East: Treat phoma as soon as possible

It is still very wet underfoot as I write this and the last two early mornings we had frost on the ground. So, although we have had some warm days cold nights are giving quite a diurnal range, which is not ideal for growth,

Having said that, crops are greening up even though fertiliser, in the main, has not been applied. But, in order for mineralisation to occur there must be nitrogen left in the soil after the winter.

In general, oilseed rape crops that haven’t been stripped by pigeons and/or rabbits look very well with new growth being seen. There is quite a lot of phoma on leaves, even where a single spray was applied earlier, but those who got two sprays on are not suffering as badly.

There is still benefit, particularly on the smaller leaved crops, to apply a non-regulating fungicide as soon as possible as experts are suggesting there could be some big losses from phoma damage this year.

Mayweed is a problem on some headlands and some young charlock has appeared where the crop has opened out.
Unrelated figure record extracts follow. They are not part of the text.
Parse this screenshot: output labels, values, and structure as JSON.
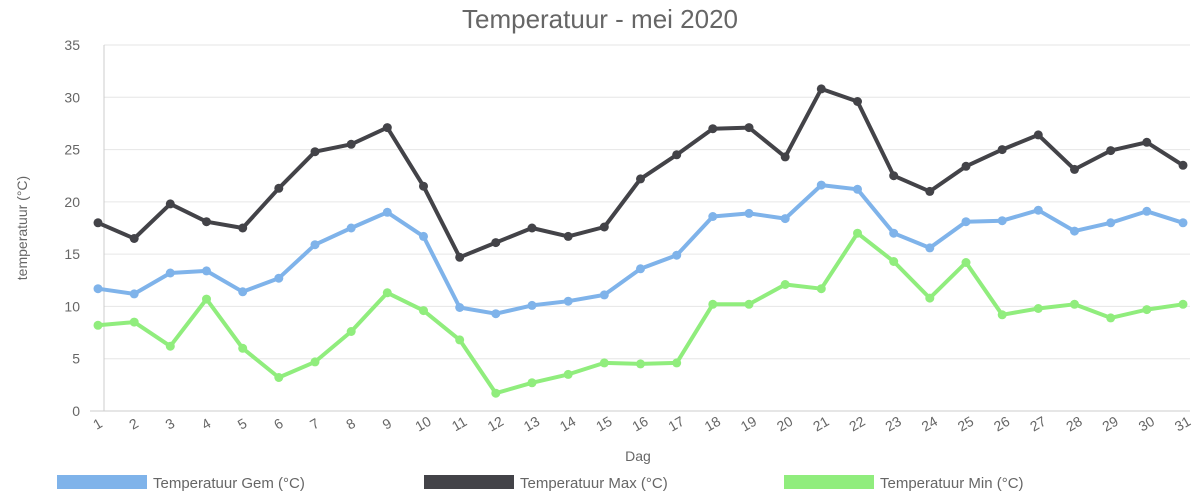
{
  "chart_data": {
    "type": "line",
    "title": "Temperatuur - mei 2020",
    "xlabel": "Dag",
    "ylabel": "temperatuur (°C)",
    "ylim": [
      0,
      35
    ],
    "yticks": [
      0,
      5,
      10,
      15,
      20,
      25,
      30,
      35
    ],
    "grid": true,
    "legend": "bottom",
    "categories": [
      "1",
      "2",
      "3",
      "4",
      "5",
      "6",
      "7",
      "8",
      "9",
      "10",
      "11",
      "12",
      "13",
      "14",
      "15",
      "16",
      "17",
      "18",
      "19",
      "20",
      "21",
      "22",
      "23",
      "24",
      "25",
      "26",
      "27",
      "28",
      "29",
      "30",
      "31"
    ],
    "series": [
      {
        "name": "Temperatuur Gem (°C)",
        "color": "#7fb3ea",
        "values": [
          11.7,
          11.2,
          13.2,
          13.4,
          11.4,
          12.7,
          15.9,
          17.5,
          19.0,
          16.7,
          9.9,
          9.3,
          10.1,
          10.5,
          11.1,
          13.6,
          14.9,
          18.6,
          18.9,
          18.4,
          21.6,
          21.2,
          17.0,
          15.6,
          18.1,
          18.2,
          19.2,
          17.2,
          18.0,
          19.1,
          18.0
        ]
      },
      {
        "name": "Temperatuur Max (°C)",
        "color": "#434348",
        "values": [
          18.0,
          16.5,
          19.8,
          18.1,
          17.5,
          21.3,
          24.8,
          25.5,
          27.1,
          21.5,
          14.7,
          16.1,
          17.5,
          16.7,
          17.6,
          22.2,
          24.5,
          27.0,
          27.1,
          24.3,
          30.8,
          29.6,
          22.5,
          21.0,
          23.4,
          25.0,
          26.4,
          23.1,
          24.9,
          25.7,
          23.5
        ]
      },
      {
        "name": "Temperatuur Min (°C)",
        "color": "#90ed7d",
        "values": [
          8.2,
          8.5,
          6.2,
          10.7,
          6.0,
          3.2,
          4.7,
          7.6,
          11.3,
          9.6,
          6.8,
          1.7,
          2.7,
          3.5,
          4.6,
          4.5,
          4.6,
          10.2,
          10.2,
          12.1,
          11.7,
          17.0,
          14.3,
          10.8,
          14.2,
          9.2,
          9.8,
          10.2,
          8.9,
          9.7,
          10.2
        ]
      }
    ]
  }
}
However, timings are getting tighter as the two products that can be used must be on before flower buds are visible above the crop. This can be tricky where stalks only remain as the flower buds can appear before leaves reappear.
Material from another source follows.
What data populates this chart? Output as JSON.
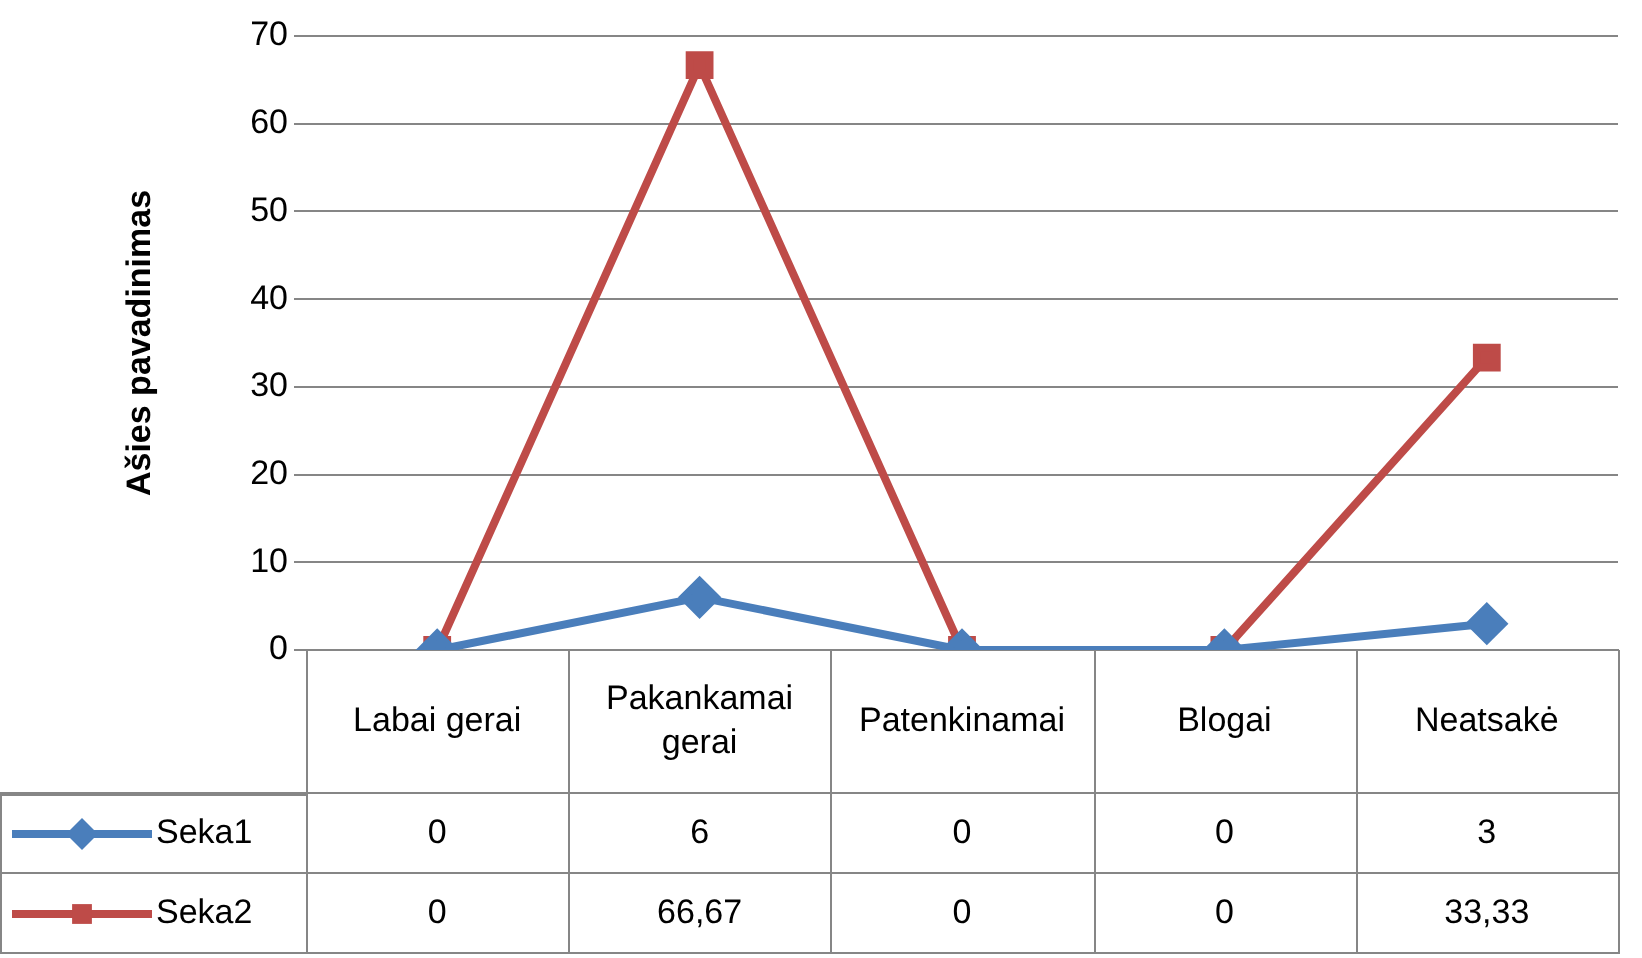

I am finding deadheart symptoms of wheat bulb fly now and we are applying remedial treatment where necessary. This needs to be on quickly for two reasons. Firstly, the crops they are in are not well tillered, so killing the larvae before they move from tiller to tiller is vital.
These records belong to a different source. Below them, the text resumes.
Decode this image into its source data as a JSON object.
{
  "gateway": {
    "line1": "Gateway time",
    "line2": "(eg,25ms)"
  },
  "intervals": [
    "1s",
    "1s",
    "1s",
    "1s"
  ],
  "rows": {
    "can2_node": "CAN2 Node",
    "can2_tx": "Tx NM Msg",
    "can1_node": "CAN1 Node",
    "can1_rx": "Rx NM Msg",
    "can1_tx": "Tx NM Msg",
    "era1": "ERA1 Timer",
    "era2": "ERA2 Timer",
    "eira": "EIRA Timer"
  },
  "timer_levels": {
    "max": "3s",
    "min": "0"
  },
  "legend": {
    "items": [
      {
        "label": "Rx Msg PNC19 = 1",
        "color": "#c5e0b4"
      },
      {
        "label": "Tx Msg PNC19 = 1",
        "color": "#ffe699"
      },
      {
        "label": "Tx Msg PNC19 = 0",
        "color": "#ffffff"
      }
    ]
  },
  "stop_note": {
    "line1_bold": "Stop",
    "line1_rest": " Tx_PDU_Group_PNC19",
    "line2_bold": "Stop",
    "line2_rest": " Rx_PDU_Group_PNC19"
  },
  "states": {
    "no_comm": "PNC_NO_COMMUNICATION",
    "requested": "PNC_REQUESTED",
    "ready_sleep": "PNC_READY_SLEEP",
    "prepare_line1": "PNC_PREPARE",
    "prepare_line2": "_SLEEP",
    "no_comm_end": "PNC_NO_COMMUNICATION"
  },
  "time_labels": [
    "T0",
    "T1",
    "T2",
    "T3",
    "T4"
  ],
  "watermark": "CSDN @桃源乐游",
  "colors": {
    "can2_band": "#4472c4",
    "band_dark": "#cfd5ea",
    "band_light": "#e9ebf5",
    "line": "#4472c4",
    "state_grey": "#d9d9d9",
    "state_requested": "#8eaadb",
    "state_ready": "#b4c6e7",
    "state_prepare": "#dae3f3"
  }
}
Secondly, the sequencing of Atlantis (iodosulfuron + mesosulfuron) or Broadway Star (florasulam + pyroxsulam) require a four week or two week gap and there are many fields that require attention for blackgrass and other grassweed problems earlier rather than later.

There are also issues raised where malting spring barley is to go in behind beet that has been chopped and or ploughed in. Many thoughts are being put forward as to what will happen to the possible release of large amounts of nitrogen that could still be in the soil and the impact these will have on nitrogen levels in the grain. There is also the issue of lodging to contend with.